What are your goals for this project as an educator? My goals are: 

  • To share the concepts of and collaborate on the IEARN project with 3-4 other teachers in my building 

  • To learn from teachers in other countries who have contributed to the project 
  • To integrate web2.0 tools and social networking tools in the lessons that culminate in a showcase product, celebrating the history of our school.

Student goals

  • What are your goals for your students? To conduct research about their community, to use web2.0 and social networking digital tools to communicate with students around the world, and to develop a showcase of their work that is viewable by their local and international communities.
  • What knowledge will students acquire by engaging in this project? Research skills, digital technology skills, and collaboration skills with their peers in the school, and around the world.
  • What subject terms, principles and facts related to the curriculum will students learn through this project? community, government, history, desegregation, Brown v. Board of Ed., Thurgood Marshall, white flight, busing laws.
  • What are your state, local, and/or national curriculum standards that this project addresses? Include required technology standards if applicable.

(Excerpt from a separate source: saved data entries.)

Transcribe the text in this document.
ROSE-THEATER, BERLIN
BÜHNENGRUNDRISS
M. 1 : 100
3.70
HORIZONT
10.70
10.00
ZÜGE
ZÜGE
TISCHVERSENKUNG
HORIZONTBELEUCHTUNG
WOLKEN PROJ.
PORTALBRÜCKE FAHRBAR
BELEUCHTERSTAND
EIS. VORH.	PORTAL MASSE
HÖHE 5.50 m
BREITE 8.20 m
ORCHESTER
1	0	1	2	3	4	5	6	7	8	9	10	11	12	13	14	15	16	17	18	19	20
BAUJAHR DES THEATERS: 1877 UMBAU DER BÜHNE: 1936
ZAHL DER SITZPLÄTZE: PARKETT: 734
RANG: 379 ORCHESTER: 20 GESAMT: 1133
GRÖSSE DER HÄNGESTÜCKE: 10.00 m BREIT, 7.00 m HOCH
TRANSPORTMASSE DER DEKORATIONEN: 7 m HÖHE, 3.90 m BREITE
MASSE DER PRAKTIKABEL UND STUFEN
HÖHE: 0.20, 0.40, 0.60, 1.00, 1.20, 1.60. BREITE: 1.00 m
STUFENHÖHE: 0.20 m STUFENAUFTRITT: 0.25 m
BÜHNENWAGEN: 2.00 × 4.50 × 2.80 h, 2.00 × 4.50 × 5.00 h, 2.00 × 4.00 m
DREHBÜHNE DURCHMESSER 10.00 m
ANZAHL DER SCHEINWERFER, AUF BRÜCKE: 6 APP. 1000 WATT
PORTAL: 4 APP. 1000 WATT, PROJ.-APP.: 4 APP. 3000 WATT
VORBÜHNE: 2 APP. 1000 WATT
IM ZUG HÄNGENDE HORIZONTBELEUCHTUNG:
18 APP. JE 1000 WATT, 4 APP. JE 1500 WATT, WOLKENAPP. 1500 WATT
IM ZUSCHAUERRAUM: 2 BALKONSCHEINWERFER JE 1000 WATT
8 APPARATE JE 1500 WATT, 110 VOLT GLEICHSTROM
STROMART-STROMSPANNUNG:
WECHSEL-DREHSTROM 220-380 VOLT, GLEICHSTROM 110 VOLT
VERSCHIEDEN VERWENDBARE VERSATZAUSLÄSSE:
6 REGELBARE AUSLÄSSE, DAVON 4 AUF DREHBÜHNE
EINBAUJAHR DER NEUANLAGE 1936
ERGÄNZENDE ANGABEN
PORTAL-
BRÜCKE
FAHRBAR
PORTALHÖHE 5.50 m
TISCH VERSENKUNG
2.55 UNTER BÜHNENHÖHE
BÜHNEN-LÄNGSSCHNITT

MSDE standards for grades 9-12 for Social Studies

  • include: 4 Goals: Politcal Science, Peoples and Nations of the World, Geography, and Economics 
  • We will address these through the Grade 10 American Government classes: Grade 9 US History
  • Indicator 5.4.3: Analyze the major developments, controversies and consequences of the Civil Rights Movement between 1946-1968 (5.4.3)
  • Indicator 5.5.4 Analyze the major developments, controversies and consequences of the civil rights movements from 1968 to 1980.

         Common Core State Standards

  • Reading 7: Integrate and evaluate multiple sources of information presented in diverse formats and media (e.g., visually, quantitatively, as well as in words) in order to address a question or solve a problem.
  • Writing 2: Write informative/explanatory texts to examine and convey complex ideas and information clearly and accurately through the effective selection, organization, and analysis of content.
  • Writing 7: Conduct short as well as more sustained research projects to answer a question (including a selfgenerated question) or solve a problem; narrow or broaden the inquiry when appropriate; synthesize multiple sources on the subject, demonstrating understanding of the subject under investigation.
  • Writing 8: Gather relevant information from multiple print and digital sources, assess the credibility and accuracy of each source, and integrate the information while avoiding plagiarism.
  • Speaking and Listening 1: Prepare for and participate effectively in a range of conversations and collaborations with diverse partners, building on others’ ideas and expressing their own clearly and persuasively.
  • Speaking and Listening 2: Integrate and evaluate information presented in diverse media and formats, including visually, quantitatively, and orally.
  • Speaking and Listening 4: Present information, findings, and supporting evidence such that listeners can follow the line of reasoning and the organization, development, and style are appropriate to task, purpose, and audience.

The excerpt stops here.